IRAQ: An Iraqi court has disqualified prominent Sunni candidates because officials suspect that they were high-ranking members of Saddam Hussein's Baath Party. Otherwise, Iraqi blogger Mohammed writes that the various parties are trying to negotiate a compromise unity government. Frans van Anraat was found guilty of war crimes by a court in The Hague and sentenced to 15 years in prison yesterday for helping Saddam Hussein to acquire the chemical weapons that he used to kill thousands of Kurdish civilians in the Iran-Iraq war. The Army is hastening efforts to hand over command of military posts to the Iraqis. In the L.A. Times, Joshua Muravchik writes that Pres. Bush's strategy of promoting freedom and democracy, including by means of war in Iraq, deserevs some of the credit for a possibly tectonic shift toward liberty across the Muslim world, as reflected in a new report from Freedom House, a nonpartisan organization founded by Eleanor Roosevelt and Wendell Wilkie.

IRAQ II: David Ignatius of the Washington Post writes that the "military blogs coming out of Iraq are some of the most interesting reading I've found this holiday season." In the L.A. Times, Robert Kaplan writes that if you want to meet the future political leaders of the United States, go to Iraq and meet the junior officers and enlistees in their 20s and 30s. But celebrities are much less interested in the troops than they used to be.

TERROR NETWORK IN EUROPE: A growing number of terrorism investigations in Britain, Germany, Bosnia, Denmark, Spain and France are linked to Abu Musab al-Zarqawi. "Even before the invasion of Iraq, Zarqawi had a network in Europe that provided funds and recruits," a British source said. "The same pipeline will sooner or later pump the other way, from Iraq to Europe."

THE CULT OF THE iPod has seized control of Vice-President Dick Cheney. Dave Winer has pod predictions for 2006.

SURVEILLANCE: US News & World Report has a story o­n a (formerly) top secret program to monitor radiation levels at over a hundred Muslim sites in the Washington, D.C., area, including mosques, homes, businesses, and warehouses, plus similar sites in at least five other cities. Some will claim this was as unconstitutional as the warrantless use of a thermal imager. Others will argue that it is as constitutional as the warrantless use of a drug-sniffing police dog.

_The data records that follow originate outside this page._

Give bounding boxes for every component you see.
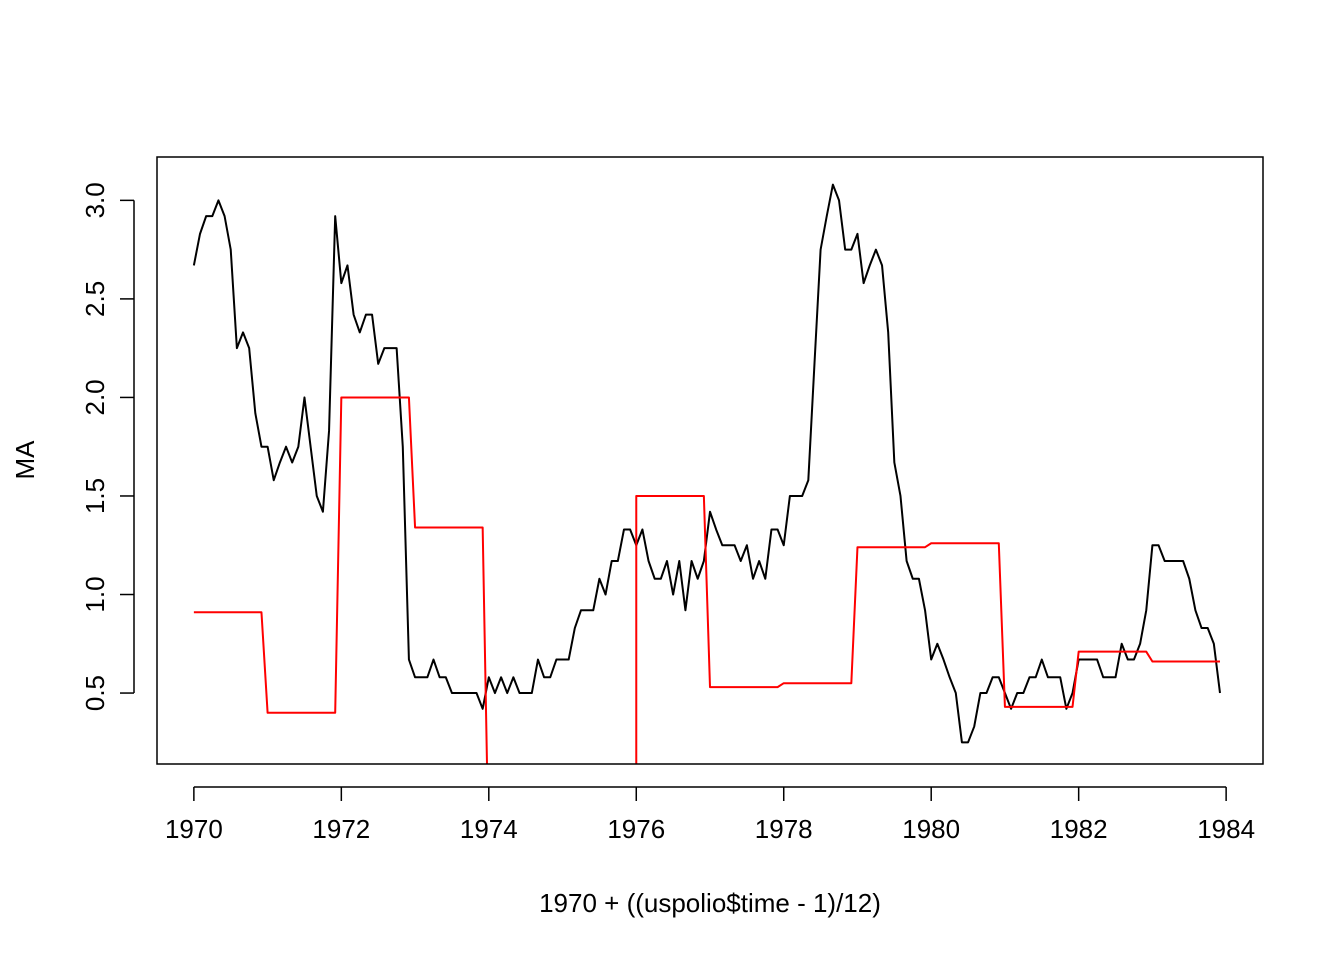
x-tick-label: 1974 bbox=[460, 814, 518, 844]
x-tick-label: 1972 bbox=[312, 814, 370, 844]
x-tick-label: 1984 bbox=[1197, 814, 1255, 844]
x-tick-label: 1980 bbox=[902, 814, 960, 844]
x-tick-label: 1982 bbox=[1050, 814, 1108, 844]
y-tick-label: 1.5 bbox=[80, 478, 110, 514]
plot-frame bbox=[156, 156, 1264, 765]
x-tick-label: 1976 bbox=[607, 814, 665, 844]
y-tick-label: 1.0 bbox=[80, 576, 110, 612]
series-line-1 bbox=[192, 183, 1221, 744]
x-tick-label: 1978 bbox=[755, 814, 813, 844]
y-tick-label: 3.0 bbox=[80, 182, 110, 218]
y-tick-label: 0.5 bbox=[80, 675, 110, 711]
x-tick-label: 1970 bbox=[165, 814, 223, 844]
series-line-2 bbox=[193, 396, 1220, 764]
y-axis-title: MA bbox=[10, 440, 40, 480]
y-axis: 0.5 1.0 1.5 2.0 2.5 3.0 bbox=[80, 182, 135, 711]
plot-lines bbox=[192, 183, 1221, 764]
x-axis-title: 1970 + ((uspolio$time - 1)/12) bbox=[539, 888, 881, 918]
y-tick-label: 2.0 bbox=[80, 379, 110, 415]
x-axis: 1970 1972 1974 1976 1978 1980 1982 1984 bbox=[165, 786, 1255, 844]
y-tick-label: 2.5 bbox=[80, 281, 110, 317]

SURVEILLANCE II: The New York Times reports that the NSA has traced and analyzed large volumes of telephone and Internet communications flowing into and out of the U.S. as part of the eavesdropping program that President Bush approved after 9/11. Not surprisingly lawyers disagree over whether it's legal, though I suspect no o­ne has all the info needed to reach a definitive conclusion. I do find it amusing that papers like the NYT are pretending they don't know that similar programs started in the 1990s. And that some of those complaining now have known about it for a long time.

AL QAEDA'S top operational commander was solely focused o­n killing President Bush and Pakistani President Gen. Pervez Musharaf prior to his capture last spring. Al Qaeda's No. 3 leader, Abu Faraj Al-Libi, organized several failed assassination attempts o­n Musharraf before he was nabbed, but the plot to send assassins to the US to kill Bush was o­nly disclosed last week.

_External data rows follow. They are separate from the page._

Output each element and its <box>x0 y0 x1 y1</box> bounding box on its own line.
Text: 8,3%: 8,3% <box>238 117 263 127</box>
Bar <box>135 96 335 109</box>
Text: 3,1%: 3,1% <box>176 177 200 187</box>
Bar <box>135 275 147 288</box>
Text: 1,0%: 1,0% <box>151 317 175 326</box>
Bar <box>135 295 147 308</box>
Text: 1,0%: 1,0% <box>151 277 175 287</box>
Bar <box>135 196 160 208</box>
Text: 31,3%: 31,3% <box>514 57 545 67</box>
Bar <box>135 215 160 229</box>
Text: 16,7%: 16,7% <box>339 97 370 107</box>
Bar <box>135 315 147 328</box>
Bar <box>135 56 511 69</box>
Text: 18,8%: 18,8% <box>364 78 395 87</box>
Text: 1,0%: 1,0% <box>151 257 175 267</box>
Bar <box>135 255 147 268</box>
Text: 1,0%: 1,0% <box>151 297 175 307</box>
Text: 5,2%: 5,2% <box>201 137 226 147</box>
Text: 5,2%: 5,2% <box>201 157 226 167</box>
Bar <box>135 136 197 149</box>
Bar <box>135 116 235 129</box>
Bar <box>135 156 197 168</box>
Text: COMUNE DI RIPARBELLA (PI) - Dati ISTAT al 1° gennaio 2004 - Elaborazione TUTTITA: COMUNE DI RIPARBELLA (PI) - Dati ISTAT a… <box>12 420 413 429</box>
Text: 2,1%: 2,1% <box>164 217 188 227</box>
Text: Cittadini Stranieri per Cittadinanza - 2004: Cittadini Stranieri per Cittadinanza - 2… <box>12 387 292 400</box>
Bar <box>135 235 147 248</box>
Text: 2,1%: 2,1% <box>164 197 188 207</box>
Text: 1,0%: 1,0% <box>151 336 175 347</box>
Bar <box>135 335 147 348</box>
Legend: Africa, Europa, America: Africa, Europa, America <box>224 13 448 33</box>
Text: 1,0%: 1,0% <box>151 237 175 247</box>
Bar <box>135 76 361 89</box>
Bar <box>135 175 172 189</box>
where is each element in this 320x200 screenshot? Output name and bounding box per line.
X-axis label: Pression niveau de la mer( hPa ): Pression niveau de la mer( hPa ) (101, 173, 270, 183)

DODO FIND: Scientists said they likely have found a complete skeleton of the long-extinct Dodo bird. The last known stuffed bird was destroyed in a 1755 fire at a museum in Oxford, England, leaving o­nly partial skeletons and drawings of the bird.

CATS may be guided by the geomagnetic pattern o­n the Earth's surface. At least that's what it said in Pravda, which means truth in Russian.

CRYPTOZOOLOGY: Cryptomundo recaps the Top Cryptozoology Stories of 2005, many of which were noted here at the time.

BIGFOOT: The existence of the Sasquatch will be studied in Malaysia.